Putting self on the map: An examination of user-driven mapping
Degree GrantorUniversity of Canterbury
Degree NameDoctor of Philosophy (PhD)
This thesis advances the basic argument that many people have difficulty interpreting cartographic information because that information has not been provided to meet their needs. Map users are wrongly regarded as passive users of a finished product. Original work in this thesis attempts to make the wishes of map users more prominent in the mapmaking process.
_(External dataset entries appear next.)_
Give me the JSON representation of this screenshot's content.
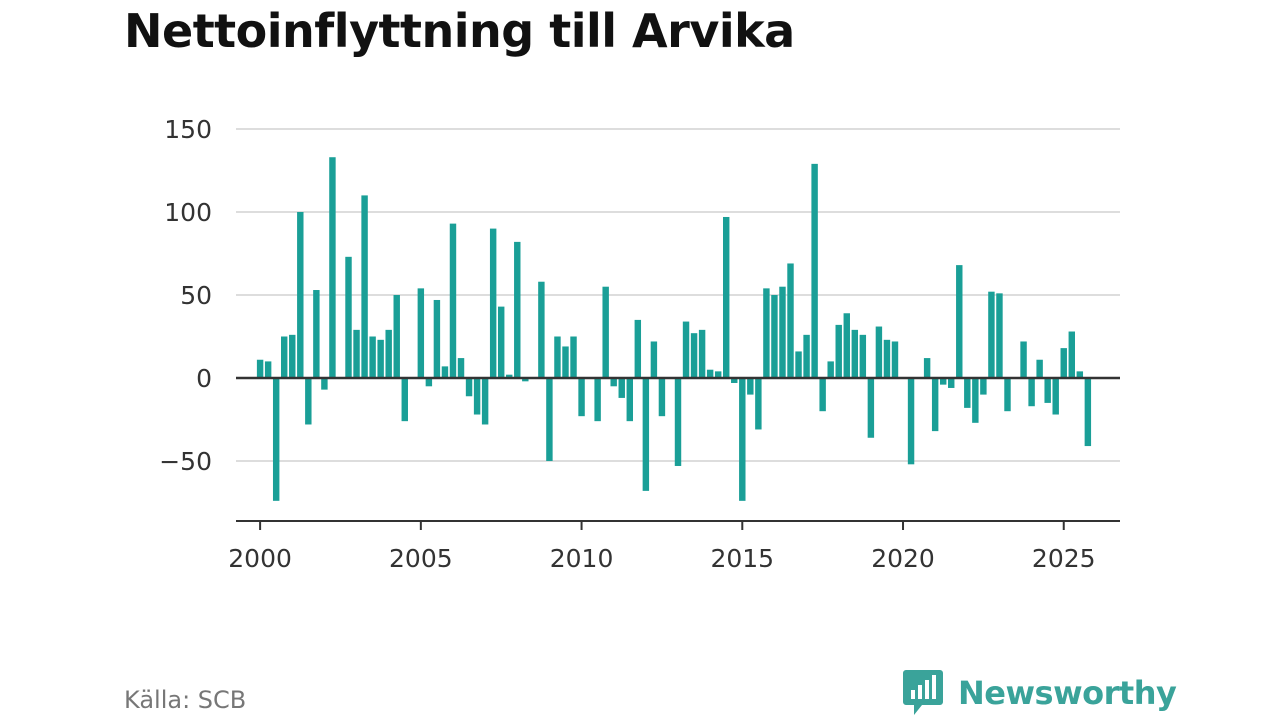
{
  "chart_data": {
    "type": "bar",
    "title": "Nettoinflyttning till Arvika",
    "source": "Källa: SCB",
    "brand": "Newsworthy",
    "colors": {
      "bar": "#1a9f97",
      "zero_line": "#333333",
      "grid": "#dddddd",
      "axis": "#333333"
    },
    "xlim": [
      1999.25,
      2026.75
    ],
    "ylim": [
      -85,
      150
    ],
    "y_ticks": [
      -50,
      0,
      50,
      100,
      150
    ],
    "y_tick_labels": [
      "−50",
      "0",
      "50",
      "100",
      "150"
    ],
    "x_ticks": [
      2000,
      2005,
      2010,
      2015,
      2020,
      2025
    ],
    "x_tick_labels": [
      "2000",
      "2005",
      "2010",
      "2015",
      "2020",
      "2025"
    ],
    "grid": true,
    "start_year": 2000,
    "values": [
      11,
      10,
      -74,
      25,
      26,
      100,
      -28,
      53,
      -7,
      133,
      0,
      73,
      29,
      110,
      25,
      23,
      29,
      50,
      -26,
      0,
      54,
      -5,
      47,
      7,
      93,
      12,
      -11,
      -22,
      -28,
      90,
      43,
      2,
      82,
      -2,
      0,
      58,
      -50,
      25,
      19,
      25,
      -23,
      0,
      -26,
      55,
      -5,
      -12,
      -26,
      35,
      -68,
      22,
      -23,
      0,
      -53,
      34,
      27,
      29,
      5,
      4,
      97,
      -3,
      -74,
      -10,
      -31,
      54,
      50,
      55,
      69,
      16,
      26,
      129,
      -20,
      10,
      32,
      39,
      29,
      26,
      -36,
      31,
      23,
      22,
      0,
      -52,
      0,
      12,
      -32,
      -4,
      -6,
      68,
      -18,
      -27,
      -10,
      52,
      51,
      -20,
      0,
      22,
      -17,
      11,
      -15,
      -22,
      18,
      28,
      4,
      -41
    ]
  }
}
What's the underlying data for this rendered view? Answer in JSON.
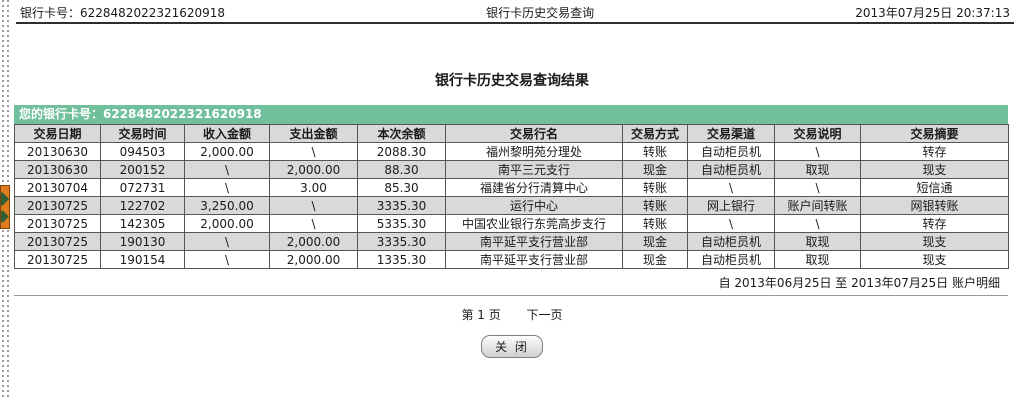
{
  "top_bar": {
    "card_label": "银行卡号：6228482022321620918",
    "title": "银行卡历史交易查询",
    "datetime": "2013年07月25日 20:37:13"
  },
  "page": {
    "title": "银行卡历史交易查询结果"
  },
  "card_banner": {
    "text": "您的银行卡号：6228482022321620918"
  },
  "table": {
    "columns": [
      "交易日期",
      "交易时间",
      "收入金额",
      "支出金额",
      "本次余额",
      "交易行名",
      "交易方式",
      "交易渠道",
      "交易说明",
      "交易摘要"
    ],
    "rows": [
      [
        "20130630",
        "094503",
        "2,000.00",
        "\\",
        "2088.30",
        "福州黎明苑分理处",
        "转账",
        "自动柜员机",
        "\\",
        "转存"
      ],
      [
        "20130630",
        "200152",
        "\\",
        "2,000.00",
        "88.30",
        "南平三元支行",
        "现金",
        "自动柜员机",
        "取现",
        "现支"
      ],
      [
        "20130704",
        "072731",
        "\\",
        "3.00",
        "85.30",
        "福建省分行清算中心",
        "转账",
        "\\",
        "\\",
        "短信通"
      ],
      [
        "20130725",
        "122702",
        "3,250.00",
        "\\",
        "3335.30",
        "运行中心",
        "转账",
        "网上银行",
        "账户间转账",
        "网银转账"
      ],
      [
        "20130725",
        "142305",
        "2,000.00",
        "\\",
        "5335.30",
        "中国农业银行东莞高步支行",
        "转账",
        "\\",
        "\\",
        "转存"
      ],
      [
        "20130725",
        "190130",
        "\\",
        "2,000.00",
        "3335.30",
        "南平延平支行营业部",
        "现金",
        "自动柜员机",
        "取现",
        "现支"
      ],
      [
        "20130725",
        "190154",
        "\\",
        "2,000.00",
        "1335.30",
        "南平延平支行营业部",
        "现金",
        "自动柜员机",
        "取现",
        "现支"
      ]
    ]
  },
  "summary": {
    "date_range": "自  2013年06月25日  至  2013年07月25日  账户明细"
  },
  "pagination": {
    "page_label": "第 1 页",
    "next_label": "下一页"
  },
  "close_button": {
    "label": "关 闭"
  },
  "colors": {
    "banner_bg": "#6fc09b",
    "row_alt_bg": "#d9d9d9",
    "header_bg": "#d9d9d9",
    "table_border": "#555555"
  }
}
The research is based upon the presupposition that people conduct communicative activity as a ritual, the form of which is designed to advantage some participants while imposing on others. Cartographic communication is examined on this basis and the map, as a form of ritualised communication, is deconstructed to yield insight into the participants in the mapping process. This deconstruction takes the form of a critical review of historical and contemporary cartography. The discussion of cartographic communication leads to a number of important advances in cartographic theory. The author presents a model of the mechanics of cartographic communication, and discusses the evocation and recovery of meaning from maps with reference to a recently-developed psycholinguistic theory of communication. The significant contribution of this thesis is found in the examination of alternative map subject matter and form. A map form incorporating elements of time as well as space is argued to be of more relevance to many map users. Results from a number of tests demonstrate that this alternative map form is well suited to the representation of personal data. The user-driven generation of cartographic subject matter is tested by the construction and operation of a Geographic Information System (G.I.S.) into which users can contribute data. Recorded use of this system, named Tourist Info, demonstrates that groups of users who are often disadvantaged in the provision of traditional cartography find Tourist Info helpful. This thesis concludes that it is both theoretically and practically possible to provide map users with the opportunity to determine the form and subject matter of maps relevant to their needs.